Low R&D spend at ~0.6-0.7% of GDP Hampers India’s Manufacturing Growth: CareEdge Ratings
Mumbai, 20th May 2026: According to CareEdge Ratings, India should target to increase its R&D spend to ~2% by 2035 in-line with its Asian peers, to enhance the share of manufacturing in GDP, which will require, greater private-sector participation, stronger innovation ecosystems and improved research-to-commercialisation pipelines.
India’s manufacturing sector output expanded at a compounded annual growth rate (CAGR) of ~5% over last nine years ended CY24, up from ~US$328 billion in 2015 to ~US$493 billion in 2024; however, its share in the gross domestic product (GDP) declined from ~16% in 2015 to ~13% in 2024, indicating structural challenges in scaling value-added production. Compared to Asian peers such as China, Japan, South Korea, and Vietnam, India’s manufacturing growth remains constrained by lower R&D intensity, limited technology absorption, and weaker innovation ecosystems.
“India’s manufacturing sector is at a critical inflection point. While recent policy initiatives strengthened production capabilities, long-term competitiveness will depend on the ability to transition to innovation-driven manufacturing, leading to greater value-addition. With R&D spending currently at ~0.6–0.7% of GDP, India remains significantly behind global peers”, says Ranjan Sharma, Senior Director, CareEdge Ratings.

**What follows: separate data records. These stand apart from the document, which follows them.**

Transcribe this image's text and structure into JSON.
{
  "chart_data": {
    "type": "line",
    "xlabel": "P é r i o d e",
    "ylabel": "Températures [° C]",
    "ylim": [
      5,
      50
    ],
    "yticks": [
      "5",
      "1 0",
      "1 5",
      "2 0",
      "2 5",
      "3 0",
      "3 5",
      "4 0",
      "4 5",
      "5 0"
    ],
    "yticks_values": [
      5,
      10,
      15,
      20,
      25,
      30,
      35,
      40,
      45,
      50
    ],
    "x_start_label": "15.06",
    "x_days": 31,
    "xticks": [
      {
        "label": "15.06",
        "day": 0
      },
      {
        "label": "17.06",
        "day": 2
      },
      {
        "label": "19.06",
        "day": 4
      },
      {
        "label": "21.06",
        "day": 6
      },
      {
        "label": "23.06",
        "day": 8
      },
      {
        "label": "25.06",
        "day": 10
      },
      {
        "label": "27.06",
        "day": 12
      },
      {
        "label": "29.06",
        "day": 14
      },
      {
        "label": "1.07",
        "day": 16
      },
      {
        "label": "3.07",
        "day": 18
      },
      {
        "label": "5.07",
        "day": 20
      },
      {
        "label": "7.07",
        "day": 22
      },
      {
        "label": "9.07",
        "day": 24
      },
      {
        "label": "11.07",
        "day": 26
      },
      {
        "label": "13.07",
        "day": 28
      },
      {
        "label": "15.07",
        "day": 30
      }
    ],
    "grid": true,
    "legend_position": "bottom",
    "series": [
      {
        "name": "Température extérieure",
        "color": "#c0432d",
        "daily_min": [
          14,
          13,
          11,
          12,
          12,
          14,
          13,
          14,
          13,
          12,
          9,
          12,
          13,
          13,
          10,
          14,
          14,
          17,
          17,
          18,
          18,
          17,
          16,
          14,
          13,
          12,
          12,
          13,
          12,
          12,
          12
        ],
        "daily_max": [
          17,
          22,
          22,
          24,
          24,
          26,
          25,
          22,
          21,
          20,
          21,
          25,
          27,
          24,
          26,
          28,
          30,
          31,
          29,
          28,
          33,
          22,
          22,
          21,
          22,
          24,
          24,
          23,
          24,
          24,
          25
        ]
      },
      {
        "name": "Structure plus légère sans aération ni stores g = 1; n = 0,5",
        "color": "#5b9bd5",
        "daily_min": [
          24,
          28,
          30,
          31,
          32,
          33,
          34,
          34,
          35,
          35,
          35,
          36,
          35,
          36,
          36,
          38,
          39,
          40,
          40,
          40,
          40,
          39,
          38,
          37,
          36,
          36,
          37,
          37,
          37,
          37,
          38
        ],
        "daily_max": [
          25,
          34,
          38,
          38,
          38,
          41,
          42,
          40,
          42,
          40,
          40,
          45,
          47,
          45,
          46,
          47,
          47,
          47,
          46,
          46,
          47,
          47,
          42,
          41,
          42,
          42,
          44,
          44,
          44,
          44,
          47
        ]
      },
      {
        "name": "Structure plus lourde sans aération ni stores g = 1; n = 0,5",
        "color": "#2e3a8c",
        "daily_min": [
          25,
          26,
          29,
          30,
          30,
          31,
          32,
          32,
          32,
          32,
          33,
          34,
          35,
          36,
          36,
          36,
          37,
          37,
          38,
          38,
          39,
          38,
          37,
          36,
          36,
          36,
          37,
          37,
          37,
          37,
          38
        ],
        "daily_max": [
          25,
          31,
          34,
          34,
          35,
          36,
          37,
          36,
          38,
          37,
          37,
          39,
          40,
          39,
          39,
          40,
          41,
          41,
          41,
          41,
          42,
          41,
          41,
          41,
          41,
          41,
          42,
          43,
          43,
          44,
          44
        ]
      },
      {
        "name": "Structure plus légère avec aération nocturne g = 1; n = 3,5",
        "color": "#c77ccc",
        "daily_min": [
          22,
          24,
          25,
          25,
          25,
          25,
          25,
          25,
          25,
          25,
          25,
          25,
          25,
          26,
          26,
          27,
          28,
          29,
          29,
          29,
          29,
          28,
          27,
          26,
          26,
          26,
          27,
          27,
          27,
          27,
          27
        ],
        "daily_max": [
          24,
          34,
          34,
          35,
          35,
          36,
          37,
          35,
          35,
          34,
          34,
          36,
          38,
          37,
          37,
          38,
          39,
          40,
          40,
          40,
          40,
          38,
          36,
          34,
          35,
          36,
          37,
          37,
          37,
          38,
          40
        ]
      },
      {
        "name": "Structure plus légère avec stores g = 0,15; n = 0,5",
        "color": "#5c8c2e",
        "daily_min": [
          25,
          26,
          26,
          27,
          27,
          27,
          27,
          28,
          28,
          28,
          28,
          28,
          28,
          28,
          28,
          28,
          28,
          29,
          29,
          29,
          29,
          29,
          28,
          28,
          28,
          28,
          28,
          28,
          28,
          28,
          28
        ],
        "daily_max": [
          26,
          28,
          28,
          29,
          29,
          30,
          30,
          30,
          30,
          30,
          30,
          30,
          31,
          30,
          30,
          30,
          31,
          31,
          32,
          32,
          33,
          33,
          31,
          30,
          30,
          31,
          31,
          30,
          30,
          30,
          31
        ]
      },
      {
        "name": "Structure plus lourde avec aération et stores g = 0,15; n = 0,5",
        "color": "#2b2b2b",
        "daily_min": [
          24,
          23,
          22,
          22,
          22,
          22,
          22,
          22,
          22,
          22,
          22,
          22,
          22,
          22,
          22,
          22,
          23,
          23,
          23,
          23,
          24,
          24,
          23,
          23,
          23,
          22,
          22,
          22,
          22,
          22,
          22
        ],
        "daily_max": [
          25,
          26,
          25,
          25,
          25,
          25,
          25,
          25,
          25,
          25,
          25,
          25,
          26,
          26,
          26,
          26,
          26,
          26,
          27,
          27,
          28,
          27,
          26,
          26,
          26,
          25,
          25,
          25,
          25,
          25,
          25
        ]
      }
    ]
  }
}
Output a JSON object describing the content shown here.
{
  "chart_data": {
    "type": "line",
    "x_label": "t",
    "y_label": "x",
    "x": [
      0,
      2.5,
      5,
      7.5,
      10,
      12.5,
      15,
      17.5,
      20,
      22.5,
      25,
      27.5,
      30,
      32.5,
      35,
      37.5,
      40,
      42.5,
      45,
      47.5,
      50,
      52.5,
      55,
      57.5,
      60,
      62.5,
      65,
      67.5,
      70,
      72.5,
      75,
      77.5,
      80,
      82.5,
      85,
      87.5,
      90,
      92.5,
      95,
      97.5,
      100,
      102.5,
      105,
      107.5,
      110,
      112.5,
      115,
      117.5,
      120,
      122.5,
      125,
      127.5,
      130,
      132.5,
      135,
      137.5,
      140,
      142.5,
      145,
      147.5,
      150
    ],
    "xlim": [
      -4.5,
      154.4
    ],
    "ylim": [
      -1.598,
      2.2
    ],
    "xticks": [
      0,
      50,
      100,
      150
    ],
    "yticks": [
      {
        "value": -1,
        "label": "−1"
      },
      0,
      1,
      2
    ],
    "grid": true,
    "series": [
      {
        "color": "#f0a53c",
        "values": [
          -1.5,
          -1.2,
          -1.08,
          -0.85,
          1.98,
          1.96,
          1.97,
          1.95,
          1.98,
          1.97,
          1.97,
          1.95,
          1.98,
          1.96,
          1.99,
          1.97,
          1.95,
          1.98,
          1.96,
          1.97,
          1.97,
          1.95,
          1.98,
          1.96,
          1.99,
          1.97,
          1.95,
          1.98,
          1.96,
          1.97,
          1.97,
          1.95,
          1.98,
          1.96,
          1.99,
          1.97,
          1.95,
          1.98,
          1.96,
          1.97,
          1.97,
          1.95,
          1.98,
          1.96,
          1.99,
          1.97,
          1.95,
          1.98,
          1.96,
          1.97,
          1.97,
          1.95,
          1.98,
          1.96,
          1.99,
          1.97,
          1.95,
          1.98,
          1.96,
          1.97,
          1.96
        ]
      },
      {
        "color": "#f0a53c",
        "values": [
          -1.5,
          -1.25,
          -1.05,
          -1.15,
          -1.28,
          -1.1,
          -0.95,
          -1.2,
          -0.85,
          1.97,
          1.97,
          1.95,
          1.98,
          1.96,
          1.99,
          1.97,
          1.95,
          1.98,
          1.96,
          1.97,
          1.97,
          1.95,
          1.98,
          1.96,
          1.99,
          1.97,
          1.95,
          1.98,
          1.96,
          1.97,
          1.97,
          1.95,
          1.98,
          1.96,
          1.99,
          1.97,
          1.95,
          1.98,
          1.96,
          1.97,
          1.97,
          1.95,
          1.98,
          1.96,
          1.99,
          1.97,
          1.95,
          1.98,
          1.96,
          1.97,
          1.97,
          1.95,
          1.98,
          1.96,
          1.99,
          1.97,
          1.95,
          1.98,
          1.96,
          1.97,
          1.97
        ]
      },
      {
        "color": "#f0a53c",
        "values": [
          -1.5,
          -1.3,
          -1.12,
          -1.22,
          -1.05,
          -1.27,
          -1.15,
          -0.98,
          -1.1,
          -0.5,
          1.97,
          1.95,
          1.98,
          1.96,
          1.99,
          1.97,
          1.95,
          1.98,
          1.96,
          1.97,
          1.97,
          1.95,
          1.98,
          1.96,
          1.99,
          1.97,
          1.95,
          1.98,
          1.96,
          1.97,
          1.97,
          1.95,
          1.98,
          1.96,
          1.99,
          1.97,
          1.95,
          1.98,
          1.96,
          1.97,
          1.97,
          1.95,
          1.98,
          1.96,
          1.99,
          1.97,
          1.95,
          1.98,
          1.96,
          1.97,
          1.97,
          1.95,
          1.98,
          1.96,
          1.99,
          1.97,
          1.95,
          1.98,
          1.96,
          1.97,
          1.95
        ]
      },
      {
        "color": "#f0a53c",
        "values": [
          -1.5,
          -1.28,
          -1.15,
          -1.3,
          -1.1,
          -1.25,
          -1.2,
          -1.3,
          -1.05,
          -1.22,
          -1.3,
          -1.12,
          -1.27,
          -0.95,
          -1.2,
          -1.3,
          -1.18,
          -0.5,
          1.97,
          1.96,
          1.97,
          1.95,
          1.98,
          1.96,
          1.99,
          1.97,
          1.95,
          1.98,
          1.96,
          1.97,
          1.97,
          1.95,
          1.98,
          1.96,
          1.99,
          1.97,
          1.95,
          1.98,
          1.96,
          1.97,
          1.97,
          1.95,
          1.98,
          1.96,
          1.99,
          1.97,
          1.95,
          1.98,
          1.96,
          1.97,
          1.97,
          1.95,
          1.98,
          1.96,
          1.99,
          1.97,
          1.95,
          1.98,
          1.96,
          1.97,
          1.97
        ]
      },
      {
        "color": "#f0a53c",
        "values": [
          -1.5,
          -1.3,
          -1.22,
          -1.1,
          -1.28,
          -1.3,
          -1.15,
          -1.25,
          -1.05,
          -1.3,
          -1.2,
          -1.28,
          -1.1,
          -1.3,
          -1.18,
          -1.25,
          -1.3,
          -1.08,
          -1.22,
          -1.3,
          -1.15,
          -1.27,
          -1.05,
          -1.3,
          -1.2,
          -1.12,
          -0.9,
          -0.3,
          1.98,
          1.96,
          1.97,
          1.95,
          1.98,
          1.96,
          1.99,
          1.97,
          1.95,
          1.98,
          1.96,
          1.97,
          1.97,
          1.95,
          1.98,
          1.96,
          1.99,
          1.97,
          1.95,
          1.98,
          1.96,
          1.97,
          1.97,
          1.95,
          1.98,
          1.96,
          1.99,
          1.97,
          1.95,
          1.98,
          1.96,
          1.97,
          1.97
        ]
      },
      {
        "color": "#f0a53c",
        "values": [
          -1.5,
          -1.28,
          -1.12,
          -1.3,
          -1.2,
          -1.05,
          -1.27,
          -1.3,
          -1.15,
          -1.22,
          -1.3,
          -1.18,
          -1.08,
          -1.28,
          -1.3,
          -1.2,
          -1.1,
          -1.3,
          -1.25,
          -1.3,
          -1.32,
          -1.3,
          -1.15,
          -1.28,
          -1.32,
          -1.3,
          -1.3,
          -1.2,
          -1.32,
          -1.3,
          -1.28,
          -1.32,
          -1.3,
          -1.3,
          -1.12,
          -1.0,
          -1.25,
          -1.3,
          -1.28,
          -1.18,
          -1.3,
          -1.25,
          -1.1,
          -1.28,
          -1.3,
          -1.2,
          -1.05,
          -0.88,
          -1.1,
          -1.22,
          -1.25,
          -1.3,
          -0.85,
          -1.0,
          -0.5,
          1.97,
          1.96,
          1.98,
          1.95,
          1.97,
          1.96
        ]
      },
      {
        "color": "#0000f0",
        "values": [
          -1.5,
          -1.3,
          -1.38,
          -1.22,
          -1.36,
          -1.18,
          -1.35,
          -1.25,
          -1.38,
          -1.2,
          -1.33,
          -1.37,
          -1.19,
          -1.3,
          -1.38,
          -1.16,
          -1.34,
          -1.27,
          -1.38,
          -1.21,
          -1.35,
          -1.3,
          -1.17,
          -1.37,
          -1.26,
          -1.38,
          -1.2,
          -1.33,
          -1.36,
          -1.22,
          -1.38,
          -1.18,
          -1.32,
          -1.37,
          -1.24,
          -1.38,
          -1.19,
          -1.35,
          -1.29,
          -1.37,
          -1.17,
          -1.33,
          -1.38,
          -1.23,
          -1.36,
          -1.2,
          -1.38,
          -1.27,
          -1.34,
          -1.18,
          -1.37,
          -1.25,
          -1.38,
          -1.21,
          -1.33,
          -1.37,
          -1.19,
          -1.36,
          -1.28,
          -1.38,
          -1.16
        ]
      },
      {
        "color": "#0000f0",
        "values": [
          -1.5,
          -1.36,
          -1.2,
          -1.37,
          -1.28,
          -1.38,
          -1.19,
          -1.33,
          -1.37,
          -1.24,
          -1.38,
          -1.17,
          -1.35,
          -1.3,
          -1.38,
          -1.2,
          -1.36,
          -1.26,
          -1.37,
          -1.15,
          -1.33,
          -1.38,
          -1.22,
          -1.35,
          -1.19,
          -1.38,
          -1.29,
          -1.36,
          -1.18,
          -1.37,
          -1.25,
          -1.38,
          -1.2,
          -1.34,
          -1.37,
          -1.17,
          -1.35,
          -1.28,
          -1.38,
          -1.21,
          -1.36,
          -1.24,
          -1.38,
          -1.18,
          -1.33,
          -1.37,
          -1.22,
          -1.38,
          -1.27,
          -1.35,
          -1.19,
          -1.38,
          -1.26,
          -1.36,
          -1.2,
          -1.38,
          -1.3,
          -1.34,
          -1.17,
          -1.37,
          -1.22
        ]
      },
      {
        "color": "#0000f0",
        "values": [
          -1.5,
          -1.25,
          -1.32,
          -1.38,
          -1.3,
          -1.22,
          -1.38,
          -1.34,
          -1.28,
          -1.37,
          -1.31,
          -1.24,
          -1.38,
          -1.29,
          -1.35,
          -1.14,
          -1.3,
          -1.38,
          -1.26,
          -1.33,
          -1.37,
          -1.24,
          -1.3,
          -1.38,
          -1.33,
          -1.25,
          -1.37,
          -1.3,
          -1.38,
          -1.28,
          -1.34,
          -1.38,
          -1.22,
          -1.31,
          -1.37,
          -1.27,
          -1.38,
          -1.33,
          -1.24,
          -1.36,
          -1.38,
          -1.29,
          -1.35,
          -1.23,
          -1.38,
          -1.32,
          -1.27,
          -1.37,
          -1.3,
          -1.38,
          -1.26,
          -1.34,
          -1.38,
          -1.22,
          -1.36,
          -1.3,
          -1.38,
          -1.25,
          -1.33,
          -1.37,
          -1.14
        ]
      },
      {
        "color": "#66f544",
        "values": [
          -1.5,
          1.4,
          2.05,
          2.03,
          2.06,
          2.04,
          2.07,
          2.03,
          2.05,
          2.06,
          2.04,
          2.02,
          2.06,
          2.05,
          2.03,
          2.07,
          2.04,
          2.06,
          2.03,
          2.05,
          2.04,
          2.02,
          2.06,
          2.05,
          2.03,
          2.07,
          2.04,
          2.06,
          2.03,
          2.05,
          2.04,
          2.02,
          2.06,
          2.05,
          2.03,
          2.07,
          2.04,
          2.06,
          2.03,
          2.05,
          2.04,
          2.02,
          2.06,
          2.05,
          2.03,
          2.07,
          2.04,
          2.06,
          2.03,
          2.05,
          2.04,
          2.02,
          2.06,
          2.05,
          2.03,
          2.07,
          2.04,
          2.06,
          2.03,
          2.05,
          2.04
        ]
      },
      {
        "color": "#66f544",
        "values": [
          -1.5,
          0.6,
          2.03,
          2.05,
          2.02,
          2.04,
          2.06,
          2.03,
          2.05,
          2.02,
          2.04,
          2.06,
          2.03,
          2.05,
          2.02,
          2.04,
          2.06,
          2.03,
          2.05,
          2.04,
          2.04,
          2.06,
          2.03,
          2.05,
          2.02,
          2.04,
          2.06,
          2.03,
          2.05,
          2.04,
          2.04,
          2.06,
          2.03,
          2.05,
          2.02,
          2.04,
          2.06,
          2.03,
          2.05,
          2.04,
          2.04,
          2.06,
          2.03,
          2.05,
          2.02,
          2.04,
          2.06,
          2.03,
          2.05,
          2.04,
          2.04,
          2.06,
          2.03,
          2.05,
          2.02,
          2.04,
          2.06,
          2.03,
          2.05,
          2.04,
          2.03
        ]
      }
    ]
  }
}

CareEdge Ratings notes that India’s R&D expenditure remains low at ~0.6–0.7% of GDP, significantly below global innovation leaders such as the United States (~3–3.5%), China (~2.5%), and South Korea (~4.0-5.0%). Low researcher density and weak industry–academia collaboration resulted in limited patent output (~4% global share), reflecting inefficiencies in innovation conversion.
R&D spending among listed Indian companies is concentrated in a few sectors, primarily automobiles, pharmaceuticals, chemicals, and metals, while the broader industrial base remains under-invested. Innovation that emerges from this spending tends to be incremental rather than path-breaking, with Indian firms generally following global developments instead of leading them. As a result, the country has yet to secure a meaningful first-mover advantage in novel discoveries. For example, top innovator pharma companies on an average spend ~20% of its revenue on R&D, which remained at ~6% for top Indian pharma companies. Structural constraints including low private-sector participation in R&D, risk aversion, talent outflow, and scale-first growth strategies have hindered the transition towards innovation-led manufacturing.

Manufacturing has historically been the backbone of rapid economic transformation across developing economies. Despite being one of the world’s fastest-growing major economies, India continues to lag its Asian peers in manufacturing-driven industrial expansion. In contrast, China and South Korea have sustained manufacturing share of ~25–27% of their respective GDPs while Vietnam and Bangladesh have expanded manufacturing intensity as a percentage of their GDP in this period through export-led strategies. In case of Vietnam and Bangladesh, this expansion has been driven primarily by low-cost labour, scale efficiencies and preferential foreign trade agreements (FTAs) that enhance export competitiveness, rather than by innovation-led capabilities.
“India’s manufacturing growth has been largely volume driven so far; but sustaining global competitiveness will require a decisive shift towards innovation and R&D led industrialisation. Strengthening private-sector participation and improving research commercialisation will be critical to unlocking higher value addition”, says Krunal Modi, Director, CareEdge Ratings.
Way Forward: Transitioning to Innovation-Led Manufacturing
CareEdge Ratings highlights that improving India’s manufacturing share requires significant investment in education especially science, technology, engineering and mathematics (STEM) and stronger integration between academic institutions and industry. While India’s education spending as a share of GDP (~4-4.6%) is broadly comparable to many countries, its per capita expenditure remains alarmingly low (~₹6,000), resulting in limited learning outcomes and skill development, particularly in technical and vocational training. It highlights that India needs to expand industry-aligned and technology-focused courses in engineering and applied sciences while ensuring curricula aligned with long-term national priorities such as self-reliance in manufacturing, critical technologies, and strategic sectors such as defence, energy, AI, semi-conductors, pharmaceuticals among others.
CareEdge Ratings calls for India to develop globally competitive industrial and innovation ecosystems which includes building high-quality industrial clusters, globally competitive compensation with modern infrastructure, improving ease of doing business, and ensuring regulatory accountability. Expanding tax incentives for R&D, improving access to risk capital, introducing performance linked funding models, and encouraging large business groups to invest in innovation and subsequently commercialise the same is critical for strengthening technological capability.
It notes that to sustain manufacturing competitiveness requires India to move beyond isolated industrial projects and develop fully integrated ecosystems that bring together suppliers/ customers, skilled labour, infrastructure, and R&D capabilities within the same clusters. For India, this implies creation of sector-specific hubs, such as semiconductor manufacturing corridors, biotechnology clusters, and advanced engineering zones designed to support end-to-end production and innovation within a single ecosystem.